William Atwood, whose board oversees three funds covering state employees, judges and General Assembly members, said today they earned 14.6 percent through the year ending Sept. 30, exceeding the goal of 11.8 percent. The funds have the majority of their assets in equities. The Standard & Poor’s 500 Index climbed 17 percent in the 12 months through Sept. 30.
“Our portfolio is going to live or die by equity markets,” Atwood said in an interview at the Bloomberg News bureau in Chicago. “Barring a calamity in December, our calendar year should be every bit as strong as our fiscal year number was.”
Atwood spoke as lawmakers plan to return next month to Springfield, the capital, to consider restructuring underfunded pensions that have led to repeated credit downgrades for the lowest-rated U.S. state. Legislators have failed to enact a fix at least five times in the past 15 months.
The Illinois State Board of Investment is the fiduciary for $13.9 billion in pension assets and $3.6 billion in defined contribution assets. They have 30 percent of their assets in domestic equity, 10 percent in hedged equity, 20 percent in international equity and 5 percent in private equity, Atwood said.

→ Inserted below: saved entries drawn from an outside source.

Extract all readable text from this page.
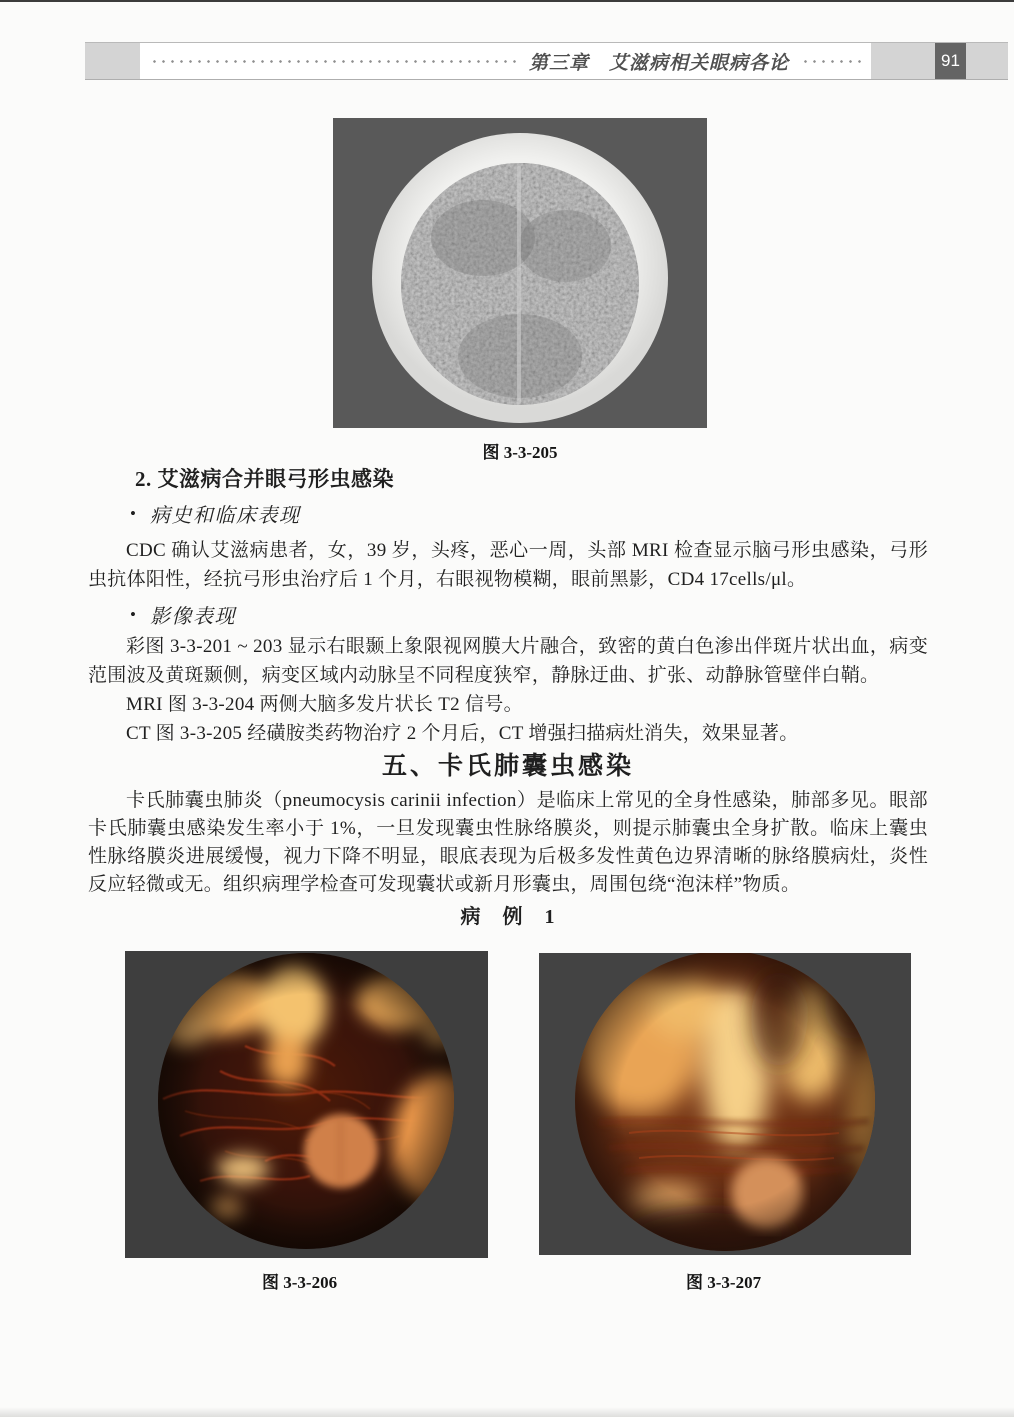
第三章　艾滋病相关眼病各论	91
图 3-3-205
2. 艾滋病合并眼弓形虫感染
• 病史和临床表现

CDC 确认艾滋病患者，女，39 岁，头疼，恶心一周，头部 MRI 检查显示脑弓形虫感染，弓形虫抗体阳性，经抗弓形虫治疗后 1 个月，右眼视物模糊，眼前黑影，CD4 17cells/μl。

• 影像表现

彩图 3-3-201 ~ 203 显示右眼颞上象限视网膜大片融合，致密的黄白色渗出伴斑片状出血，病变范围波及黄斑颞侧，病变区域内动脉呈不同程度狭窄，静脉迂曲、扩张、动静脉管壁伴白鞘。

MRI 图 3-3-204 两侧大脑多发片状长 T2 信号。

CT 图 3-3-205 经磺胺类药物治疗 2 个月后，CT 增强扫描病灶消失，效果显著。

五、卡氏肺囊虫感染

卡氏肺囊虫肺炎（pneumocysis carinii infection）是临床上常见的全身性感染，肺部多见。眼部卡氏肺囊虫感染发生率小于 1%，一旦发现囊虫性脉络膜炎，则提示肺囊虫全身扩散。临床上囊虫性脉络膜炎进展缓慢，视力下降不明显，眼底表现为后极多发性黄色边界清晰的脉络膜病灶，炎性反应轻微或无。组织病理学检查可发现囊状或新月形囊虫，周围包绕“泡沫样”物质。

病　例　1
图 3-3-206	图 3-3-207
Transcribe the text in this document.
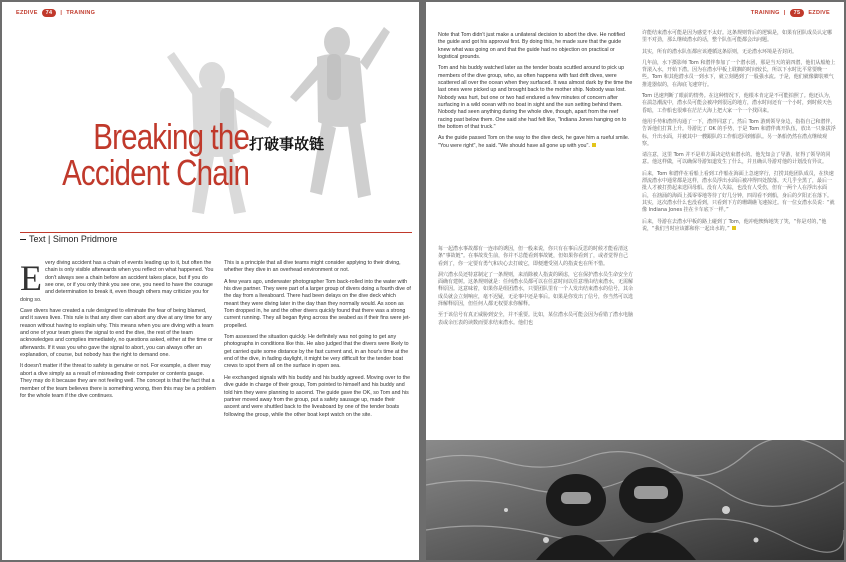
EZDIVE	74	| TRAINING
Breaking the
Accident Chain
打破事故链
Text | Simon Pridmore

Every diving accident has a chain of events leading up to it, but often the chain is only visible afterwards when you reflect on what happened. You don't always see a chain before an accident takes place, but if you do see one, or if you only think you see one, you need to have the courage and determination to break it, even though others may criticize you for doing so.

Cave divers have created a rule designed to eliminate the fear of being blamed, and it saves lives. This rule is that any diver can abort any dive at any time for any reason without having to explain why. This means when you are diving with a team and one of your team gives the signal to end the dive, the rest of the team acknowledges and complies immediately, no questions asked, either at the time or afterwards. If it was you who gave the signal to abort, you can always offer an explanation, of course, but nobody has the right to demand one.

It doesn't matter if the threat to safety is genuine or not. For example, a diver may abort a dive simply as a result of misreading their computer or contents gauge. They may do it because they are not feeling well. The concept is that the fact that a member of the team believes there is something wrong, then this may be a problem for the whole team if the dive continues.

This is a principle that all dive teams might consider applying to their diving, whether they dive in an overhead environment or not.

A few years ago, underwater photographer Tom back-rolled into the water with his dive partner. They were part of a larger group of divers doing a fourth dive of the day from a liveaboard. There had been delays on the dive deck which meant they were diving later in the day than they normally would. As soon as Tom dropped in, he and the other divers quickly found that there was a strong current running. They all began flying across the seabed as if their fins were jet-propelled.

Tom assessed the situation quickly. He definitely was not going to get any photographs in conditions like this. He also judged that the divers were likely to get carried quite some distance by the fast current and, in an hour's time at the end of the dive, in fading daylight, it might be very difficult for the tender boat crews to spot them all on the surface in open sea.

He exchanged signals with his buddy and his buddy agreed. Moving over to the dive guide in charge of their group, Tom pointed to himself and his buddy and told him they were planning to ascend. The guide gave the OK, so Tom and his partner moved away from the group, put a safety sausage up, made their ascent and were shuttled back to the liveaboard by one of the tender boats following the group, while the other boat kept watch on the site.

TRAINING |	75	EZDIVE

Note that Tom didn't just make a unilateral decision to abort the dive. He notified the guide and got his approval first. By doing this, he made sure that the guide knew what was going on and that the guide had no objection on practical or logistical grounds.

Tom and his buddy watched later as the tender boats scuttled around to pick up members of the dive group, who, as often happens with fast drift dives, were scattered all over the ocean when they surfaced. It was almost dark by the time the last ones were picked up and brought back to the mother ship. Nobody was lost. Nobody was hurt, but one or two had endured a few minutes of concern after surfacing in a wild ocean with no boat in sight and the sun setting behind them. Nobody had seen anything during the whole dive, though, apart from the reef racing past below them. One said she had felt like, "Indiana Jones hanging on to the bottom of that truck."

As the guide passed Tom on the way to the dive deck, he gave him a rueful smile. "You were right", he said. "We should have all gone up with you".

每一起潜水事故都有一连串的诱因，但一般来说，你只有在事后反思的时候才能看清这条“事故链”。在事故发生前，你并不总能看到事故链，但如果你看到了，或者觉得自己看到了，你一定要有勇气和决心去打破它，即便遭受别人的指责也在所不惜。

洞穴潜水员还特意制定了一条规则，来消除被人指责的顾虑，它在保护潜水员生命安全方面确有建树。这条规则就是：任何潜水员都可以在任意时间以任意理由结束潜水，无需解释原因。这意味着，如果你是组团潜水，只要团队里有一个人发出结束潜水的信号，其余成员就会立刻响应，毫不迟疑，无论事中还是事后。如果是你发出了信号，你当然可以选择解释原因，但任何人都无权要求你解释。

至于该信号有真正威胁到安全，并不重要。比如，某位潜水员可能会因为看错了潜水电脑表或余压表的读数而要求结束潜水。他们也

许能结束潜水可能是因为感觉不太好。这条规则背后的逻辑是，如果有团队成员认定哪里不对劲，那么继续潜水的话，整个队伍可能都会出问题。

其实，所有的潜水队伍都应该遵循这条原则，无论潜水环境是否封闭。

几年前，水下摄影师 Tom 和潜伴参加了一个潜水团，那是当天的第四潜，他们从船舱上背滚入水，开始下潜。因为在潜水甲板上耽搁的时间较长，所以下水时比平常要晚一些。Tom 和其他潜水员一到水下，就立刻遇到了一股强水流。于是，他们就像脚装喷气推进器似的，在海底飞速穿行。

Tom 迅速判断了眼前的情势。在这种情况下，他根本肯定是不可能拍照了。他还认为，在湍急潮流中，潜水员可能会被冲到很远的地方，潜水时间还有一个小时，到时候天色昏暗，工作船也很难在茫茫大海上把大家一个一个找回来。

他用手势和潜伴沟通了一下，潜伴同意了。然后 Tom 游到领导身边，指指自己和潜伴，告诉他们打算上升。导游比了 OK 的手势，于是 Tom 和潜伴离开队伍，放出一只象拔浮标，升出水面，并被其中一艘跟队的工作船送回到船队。另一条船仍然在潜点继续观察。

请注意，这里 Tom 并不是单方面决定结束潜水的。他先知会了导游，征得了领导的同意。他这样做，可以确保导游知道发生了什么，并且确认导游对他的计划没有异议。

后来，Tom 和潜伴在看船上看到工作船在海面上急速穿行，打捞其他团队成员，在快速漂流潜水中通常都是这样，潜水员浮出水面后被冲得四处散落。天几乎全黑了，最后一批人才被打捞起来送回母船。没有人失踪，也没有人受伤，但有一两个人在浮出水面后，在汹涌的海面上孤零零地等待了好几分钟，四周看不到船，身后的夕阳正在落下。其实，这次潜水什么也没看到，只看到下方的珊瑚礁飞速掠过。有一位女潜水员说：“就像 Indiana Jones 挂在卡车底下一样。”

后来，导游在去潜水甲板的路上碰到了 Tom，他冲他懊悔地笑了笑，“你是对的，”他说，“我们当时应该都和你一起出水的。”
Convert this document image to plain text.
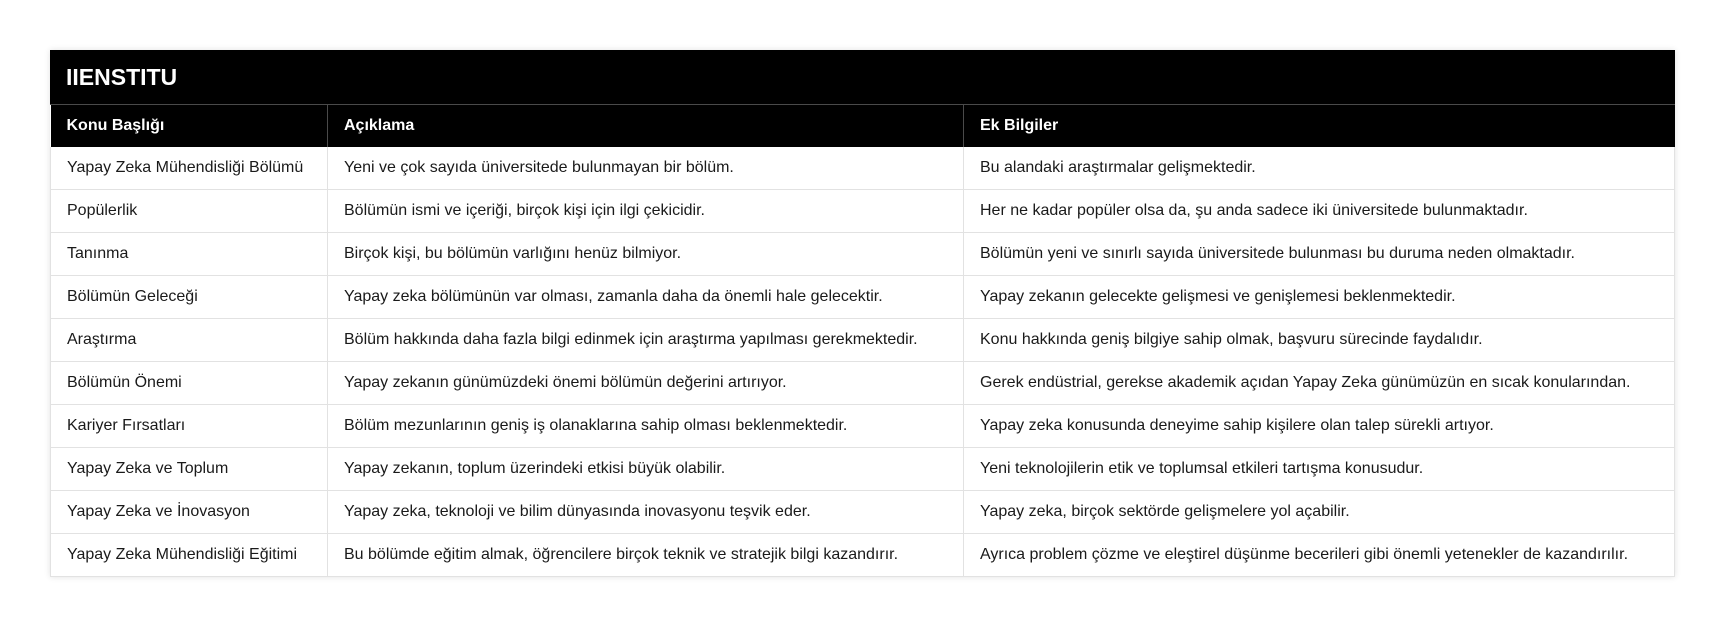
IIENSTITU
Konu Başlığı	Açıklama	Ek Bilgiler
Yapay Zeka Mühendisliği Bölümü	Yeni ve çok sayıda üniversitede bulunmayan bir bölüm.	Bu alandaki araştırmalar gelişmektedir.
Popülerlik	Bölümün ismi ve içeriği, birçok kişi için ilgi çekicidir.	Her ne kadar popüler olsa da, şu anda sadece iki üniversitede bulunmaktadır.
Tanınma	Birçok kişi, bu bölümün varlığını henüz bilmiyor.	Bölümün yeni ve sınırlı sayıda üniversitede bulunması bu duruma neden olmaktadır.
Bölümün Geleceği	Yapay zeka bölümünün var olması, zamanla daha da önemli hale gelecektir.	Yapay zekanın gelecekte gelişmesi ve genişlemesi beklenmektedir.
Araştırma	Bölüm hakkında daha fazla bilgi edinmek için araştırma yapılması gerekmektedir.	Konu hakkında geniş bilgiye sahip olmak, başvuru sürecinde faydalıdır.
Bölümün Önemi	Yapay zekanın günümüzdeki önemi bölümün değerini artırıyor.	Gerek endüstrial, gerekse akademik açıdan Yapay Zeka günümüzün en sıcak konularından.
Kariyer Fırsatları	Bölüm mezunlarının geniş iş olanaklarına sahip olması beklenmektedir.	Yapay zeka konusunda deneyime sahip kişilere olan talep sürekli artıyor.
Yapay Zeka ve Toplum	Yapay zekanın, toplum üzerindeki etkisi büyük olabilir.	Yeni teknolojilerin etik ve toplumsal etkileri tartışma konusudur.
Yapay Zeka ve İnovasyon	Yapay zeka, teknoloji ve bilim dünyasında inovasyonu teşvik eder.	Yapay zeka, birçok sektörde gelişmelere yol açabilir.
Yapay Zeka Mühendisliği Eğitimi	Bu bölümde eğitim almak, öğrencilere birçok teknik ve stratejik bilgi kazandırır.	Ayrıca problem çözme ve eleştirel düşünme becerileri gibi önemli yetenekler de kazandırılır.
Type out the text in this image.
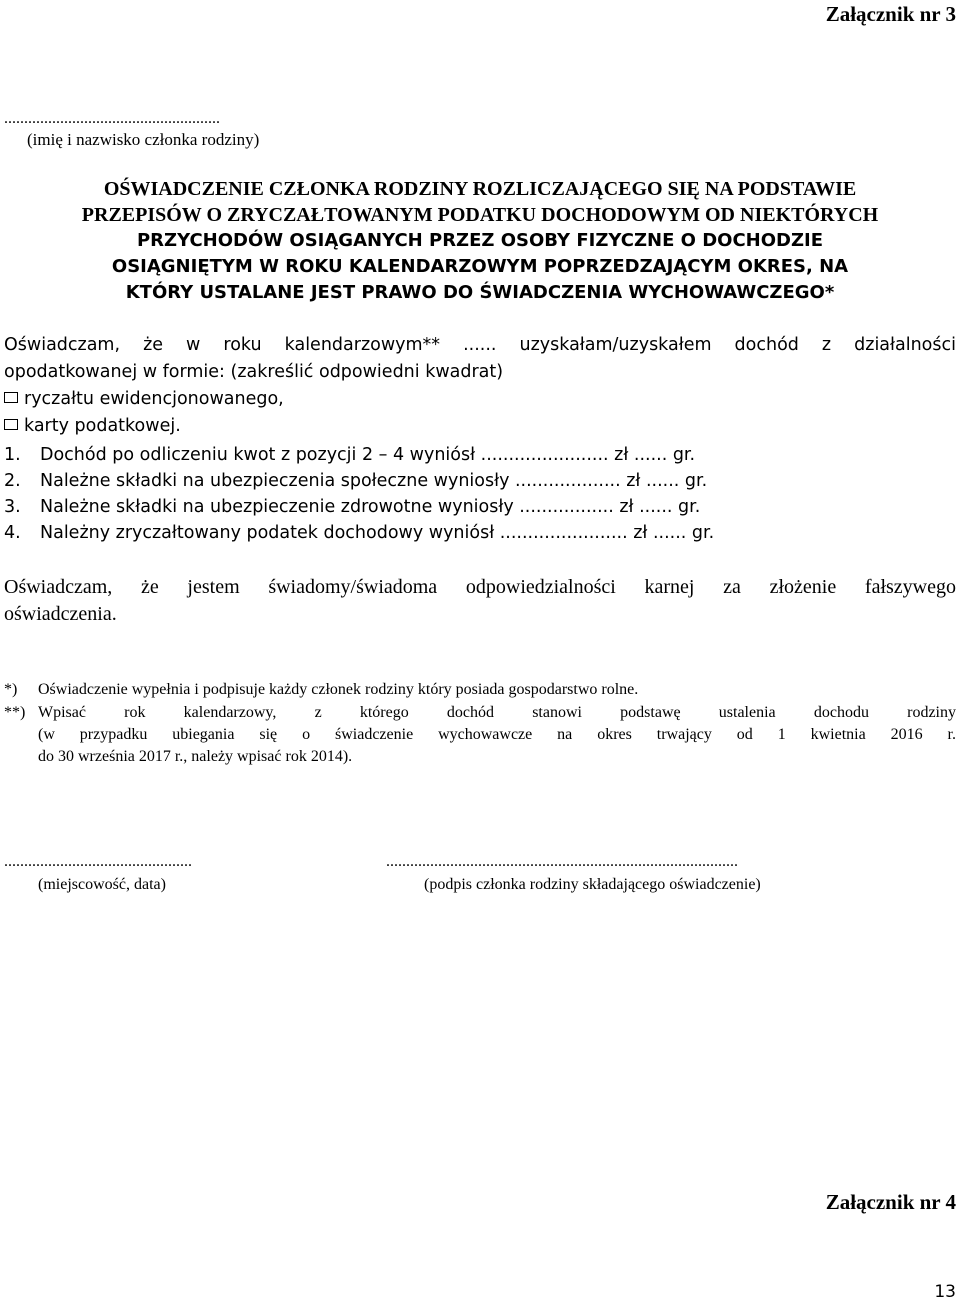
Załącznik nr 3
......................................................
(imię i nazwisko członka rodziny)
OŚWIADCZENIE CZŁONKA RODZINY ROZLICZAJĄCEGO SIĘ NA PODSTAWIE
PRZEPISÓW O ZRYCZAŁTOWANYM PODATKU DOCHODOWYM OD NIEKTÓRYCH
PRZYCHODÓW OSIĄGANYCH PRZEZ OSOBY FIZYCZNE O DOCHODZIE
OSIĄGNIĘTYM W ROKU KALENDARZOWYM POPRZEDZAJĄCYM OKRES, NA
KTÓRY USTALANE JEST PRAWO DO ŚWIADCZENIA WYCHOWAWCZEGO*
Oświadczam, że w roku kalendarzowym** ...... uzyskałam/uzyskałem dochód z działalności
opodatkowanej w formie: (zakreślić odpowiedni kwadrat)
ryczałtu ewidencjonowanego,
karty podatkowej.
1. Dochód po odliczeniu kwot z pozycji 2 – 4 wyniósł ....................... zł ...... gr.
2. Należne składki na ubezpieczenia społeczne wyniosły ................... zł ...... gr.
3. Należne składki na ubezpieczenie zdrowotne wyniosły ................. zł ...... gr.
4. Należny zryczałtowany podatek dochodowy wyniósł ....................... zł ...... gr.
Oświadczam, że jestem świadomy/świadoma odpowiedzialności karnej za złożenie fałszywego
oświadczenia.
*) Oświadczenie wypełnia i podpisuje każdy członek rodziny który posiada gospodarstwo rolne.
**) Wpisać rok kalendarzowy, z którego dochód stanowi podstawę ustalenia dochodu rodziny
(w przypadku ubiegania się o świadczenie wychowawcze na okres trwający od 1 kwietnia 2016 r.
do 30 września 2017 r., należy wpisać rok 2014).
...............................................
(miejscowość, data)
........................................................................................
(podpis członka rodziny składającego oświadczenie)
Załącznik nr 4
13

“Over the long term, equities are the only place to be, whether it’s securities or private equity or equity real estate,” Atwood said. “You have to be the owner of assets to create wealth.”
Illinois’s five pension systems had 43 percent of assets needed to cover obligations in fiscal 2011, the lowest ratio among states, data compiled by Bloomberg show. Democratic Governor Pat Quinn, 64, has said devising a solution “has confounded legislatures and governors for 70 years.”
Atwood said he is “cautiously optimistic, reasonably optimistic that by the end of the year or shortly after there’ll be a piece of legislation the governor can sign.”
States nationwide have lost ground for five straight years in socking away assets to pay retired workers, data compiled by Bloomberg show. The nationwide median funding ratio of 69 percent is down from almost 83 percent in 2007, according to the data.